Among the quality-of-care indicators for managing SAB, some studies have suggested that consultation with infectious disease specialists is the most effective in improving patients’ outcomes.25 However, there is a shortage of infectious disease specialists in Japan (0.9/100,000 people in Japan compared with 2.4/100,000 people in the USA).26 In fact, as of May 2023, there were only 1770 board-certified infectious disease specialists in Japan (1.4/100,000 people).9 Bundled approaches to SAB,6,27 although less effective than infectious disease consultation, have also been attempted and may improve outcomes for patients with SAB. In our study, the rates of confirmation of a negative blood culture, implementation of TTE, and appropriate antimicrobial administration were higher in patients who were seen by the GIM service than in those who were not. Our study and a previous study showed that patients with GIM consultation were almost as likely to have blood cultures drawn for confirmation of culture negativity as those with infectious diseases consultation.5 Additionally, in our study and this previous study, the rate of echocardiographic implementation was higher in the GIM consultation group but the percentage of appropriate antimicrobial therapy was lower in the GIM consultation group than in the infectious disease specialist consultation group.5 The reason why GIM physicians are able to perform well in implementing essential interventions may be because GIM physicians, who generally serve as hospitalists in Japan, tend to be familiar with practice guidelines and are likely to follow them in clinical care.2830 However, there appear to be opportunities for GIM physicians to further improve the appropriateness of antimicrobial therapy compared with infectious disease specialists. Indeed, follow-up blood cultures within 4 days and implementation of TTE, which are recommended by the MRSA infection guidelines by the IDSA,1 were also significantly more common in patients with GIM consultation than in those without GIM consultation in this study. This finding suggests that GIM consultation may be a way of providing appropriate treatment for SAB in hospitals where infectious disease specialists are not available.

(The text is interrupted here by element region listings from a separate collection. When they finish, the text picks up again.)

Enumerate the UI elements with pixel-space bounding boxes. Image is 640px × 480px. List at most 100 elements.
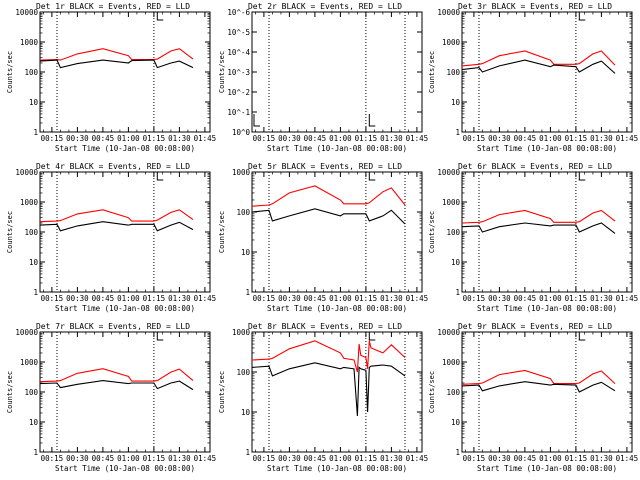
x-tick-label: 00:15: [41, 134, 64, 143]
x-axis-label: Start Time (10-Jan-08 00:08:00): [477, 304, 617, 313]
y-tick-label: 10^-3: [227, 68, 250, 77]
x-tick-label: 01:30: [168, 134, 191, 143]
top-bracket-marker: [368, 332, 376, 341]
x-tick-label: 00:45: [92, 294, 115, 303]
series-line-events: [39, 380, 194, 391]
x-tick-label: 00:45: [92, 454, 115, 463]
x-tick-label: 01:00: [539, 134, 562, 143]
series-line-events: [39, 59, 194, 69]
x-tick-label: 01:45: [406, 294, 429, 303]
y-tick-label: 10: [451, 418, 461, 427]
panel-title: Det 5r BLACK = Events, RED = LLD: [248, 162, 402, 171]
series-line-events: [461, 222, 616, 234]
x-tick-label: 01:30: [590, 134, 613, 143]
series-line-lld: [251, 185, 406, 207]
panel-title: Det 6r BLACK = Events, RED = LLD: [458, 162, 612, 171]
x-tick-label: 00:15: [253, 134, 276, 143]
x-tick-label: 01:45: [616, 134, 639, 143]
y-axis-label: Counts/sec: [428, 51, 436, 93]
series-line-lld: [461, 369, 616, 385]
x-axis-label: Start Time (10-Jan-08 00:08:00): [267, 464, 407, 473]
x-tick-label: 01:45: [194, 134, 217, 143]
y-tick-label: 10000: [437, 328, 460, 337]
series-line-events: [251, 208, 406, 225]
panel-title: Det 3r BLACK = Events, RED = LLD: [458, 2, 612, 11]
y-tick-label: 10^-6: [227, 8, 250, 17]
y-tick-label: 100: [446, 68, 460, 77]
x-tick-label: 00:15: [41, 454, 64, 463]
x-tick-label: 01:30: [380, 134, 403, 143]
plot-frame: [39, 11, 211, 133]
panel-3: Det 3r BLACK = Events, RED = LLD 1 10 100 10…: [428, 2, 638, 153]
panel-4: Det 4r BLACK = Events, RED = LLD 1 10 100 10…: [6, 162, 216, 313]
y-tick-label: 100: [446, 388, 460, 397]
x-tick-label: 01:30: [380, 454, 403, 463]
series-line-lld: [39, 48, 194, 61]
x-tick-label: 01:30: [590, 294, 613, 303]
panel-2: Det 2r BLACK = Events, RED = LLD 10^0 10^-…: [218, 2, 428, 153]
x-tick-label: 00:30: [66, 454, 89, 463]
y-tick-label: 1000: [20, 198, 39, 207]
panel-title: Det 7r BLACK = Events, RED = LLD: [36, 322, 190, 331]
series-line-lld: [461, 209, 616, 224]
x-tick-label: 01:15: [143, 134, 166, 143]
x-tick-label: 01:45: [406, 454, 429, 463]
y-tick-label: 1000: [442, 358, 461, 367]
x-tick-label: 00:45: [92, 134, 115, 143]
plot-frame: [461, 171, 633, 293]
plot-frame: [39, 331, 211, 453]
x-tick-label: 01:45: [194, 294, 217, 303]
y-tick-label: 10: [451, 258, 461, 267]
x-axis-label: Start Time (10-Jan-08 00:08:00): [477, 144, 617, 153]
x-tick-label: 01:15: [565, 134, 588, 143]
panel-1: Det 1r BLACK = Events, RED = LLD 1 10 100 10…: [6, 2, 216, 153]
x-tick-label: 01:15: [355, 134, 378, 143]
y-tick-label: 100: [236, 368, 250, 377]
top-bracket-marker: [368, 172, 376, 181]
x-tick-label: 00:15: [463, 294, 486, 303]
x-tick-label: 01:30: [168, 294, 191, 303]
x-tick-label: 00:45: [514, 454, 537, 463]
x-tick-label: 01:45: [616, 294, 639, 303]
y-tick-label: 10000: [437, 8, 460, 17]
y-tick-label: 1000: [20, 358, 39, 367]
x-tick-label: 01:00: [117, 134, 140, 143]
x-axis-label: Start Time (10-Jan-08 00:08:00): [477, 464, 617, 473]
plot-frame: [251, 171, 423, 293]
panel-title: Det 2r BLACK = Events, RED = LLD: [248, 2, 402, 11]
series-line-lld: [461, 50, 616, 67]
x-tick-label: 01:45: [194, 454, 217, 463]
y-axis-label: Counts/sec: [6, 371, 14, 413]
y-tick-label: 10: [29, 98, 39, 107]
x-tick-label: 01:15: [355, 294, 378, 303]
x-tick-label: 01:00: [329, 294, 352, 303]
x-tick-label: 01:15: [355, 454, 378, 463]
x-tick-label: 00:15: [253, 454, 276, 463]
x-tick-label: 01:45: [406, 134, 429, 143]
x-tick-label: 01:00: [329, 454, 352, 463]
y-axis-label: Counts/sec: [218, 371, 226, 413]
y-tick-label: 10: [29, 258, 39, 267]
series-line-lld: [39, 368, 194, 383]
x-tick-label: 00:45: [514, 134, 537, 143]
panel-9: Det 9r BLACK = Events, RED = LLD 1 10 100 10…: [428, 322, 638, 473]
y-tick-label: 10000: [15, 328, 38, 337]
y-tick-label: 10000: [15, 8, 38, 17]
x-tick-label: 01:30: [168, 454, 191, 463]
x-tick-label: 00:30: [66, 134, 89, 143]
y-tick-label: 1000: [20, 38, 39, 47]
y-tick-label: 10^-2: [227, 88, 250, 97]
y-tick-label: 1000: [232, 168, 251, 177]
x-axis-label: Start Time (10-Jan-08 00:08:00): [55, 144, 195, 153]
y-tick-label: 1000: [442, 38, 461, 47]
y-tick-label: 100: [24, 228, 38, 237]
plot-frame: [39, 171, 211, 293]
x-tick-label: 00:45: [304, 294, 327, 303]
series-line-events: [39, 221, 194, 232]
panel-8: Det 8r BLACK = Events, RED = LLD 1 10 100 10…: [218, 322, 428, 473]
y-tick-label: 1: [33, 448, 38, 457]
panel-title: Det 4r BLACK = Events, RED = LLD: [36, 162, 190, 171]
series-line-events: [461, 59, 616, 74]
y-tick-label: 100: [446, 228, 460, 237]
y-tick-label: 10000: [15, 168, 38, 177]
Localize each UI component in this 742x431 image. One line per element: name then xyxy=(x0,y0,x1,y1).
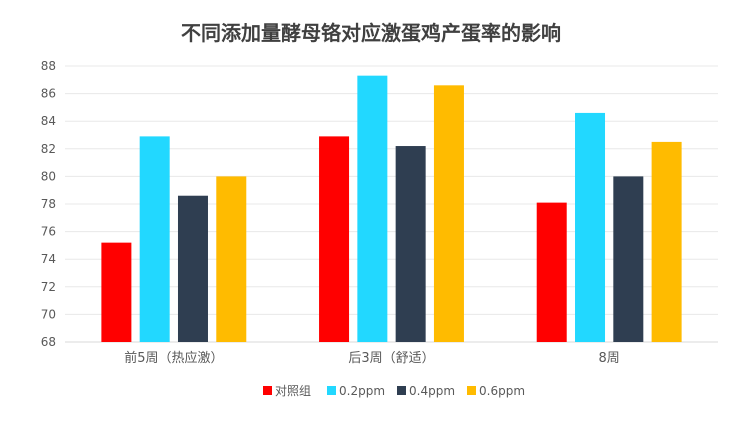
legend-swatch xyxy=(467,386,476,395)
gridlines xyxy=(65,65,718,343)
y-axis: 68 70 72 74 76 78 80 82 84 86 88 xyxy=(41,59,56,349)
bar-2-0 xyxy=(536,202,567,342)
bar-2-1 xyxy=(575,112,606,342)
y-tick-label: 68 xyxy=(41,335,56,349)
bar-1-0 xyxy=(319,136,350,342)
y-tick-label: 76 xyxy=(41,225,56,239)
legend-label: 对照组 xyxy=(275,384,311,398)
bar-1-2 xyxy=(395,146,426,342)
bars xyxy=(101,75,682,342)
legend-label: 0.6ppm xyxy=(479,384,525,398)
y-tick-label: 74 xyxy=(41,252,56,266)
bar-0-1 xyxy=(139,136,170,342)
x-tick-label: 8周 xyxy=(599,351,620,366)
bar-1-1 xyxy=(357,75,388,342)
bar-0-0 xyxy=(101,242,132,342)
y-tick-label: 78 xyxy=(41,197,56,211)
y-tick-label: 84 xyxy=(41,114,56,128)
y-tick-label: 88 xyxy=(41,59,56,73)
y-tick-label: 86 xyxy=(41,87,56,101)
bar-0-2 xyxy=(177,195,208,342)
legend-label: 0.4ppm xyxy=(409,384,455,398)
y-tick-label: 72 xyxy=(41,280,56,294)
y-tick-label: 82 xyxy=(41,142,56,156)
x-axis: 前5周（热应激） 后3周（舒适） 8周 xyxy=(124,350,620,366)
legend-swatch xyxy=(263,386,272,395)
bar-2-2 xyxy=(613,176,644,342)
legend-swatch xyxy=(397,386,406,395)
bar-2-3 xyxy=(651,141,682,342)
x-tick-label: 后3周（舒适） xyxy=(348,351,434,366)
legend-swatch xyxy=(327,386,336,395)
legend-label: 0.2ppm xyxy=(339,384,385,398)
x-tick-label: 前5周（热应激） xyxy=(124,350,223,366)
legend: 对照组 0.2ppm 0.4ppm 0.6ppm xyxy=(263,384,525,398)
y-tick-label: 80 xyxy=(41,169,56,183)
y-tick-label: 70 xyxy=(41,307,56,321)
bar-0-3 xyxy=(216,176,247,342)
bar-1-3 xyxy=(433,85,464,342)
chart-title: 不同添加量酵母铬对应激蛋鸡产蛋率的影响 xyxy=(181,21,561,45)
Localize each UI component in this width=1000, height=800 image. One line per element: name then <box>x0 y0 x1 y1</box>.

This study has several limitations. First, because this study focused on the treatment of SAB, the duration of treatment was defined only based on complicated and uncomplicated SAB and did not evaluate other conditions that may require longer treatment, such as prosthetic valve endocarditis. Second, the duration of antimicrobial therapy may have been underestimated because the duration of appropriate therapy did not include patients who were switched to agents that are not considered standard for SAB but still have coverage against organisms (e.g., ampicillin-sulbactam for patients who had pneumonia in addition to SAB by MSSA). Third, TTE by itself cannot be used to assess the quality of a patient’s care. However, the implementation of TTE in patients with SAB suggests that infectious endocarditis was considered and assessed. Fourth, because this was a single-center study, the findings may not be generalizable to comparable patients at other hospitals. In the present study, the mortality and recurrence rates were similar, regardless of the presence or absence of GIM consultation. This finding may have been due to unmeasured differences in patients’ care between the specialties of infectious diseases and GIM or the relatively small number of patients included in this study.

Conclusion

Quality-of-care indicators in the care of patients with SAB were more commonly implemented in patients who received GIM consultation than in those who did not. This finding suggests that quality of care may be improved in patients with SAB and GIM consultation even when infectious disease consultation is not available.

Notes

Funding Source

None

Conflict of Interest

YD reports grants from Entasis and Shionogi that were paid to his institution; consulting fees from GSK, Meiji Seika Pharma, Shionogi, Gilead, FujiFilm, and bioMérieux that were paid directly to him; and speaker payments from MSD, Shionogi, and Gilead. The other authors declare no conflicts of interest. The funding source had no role in the design, practice, or analysis of this study.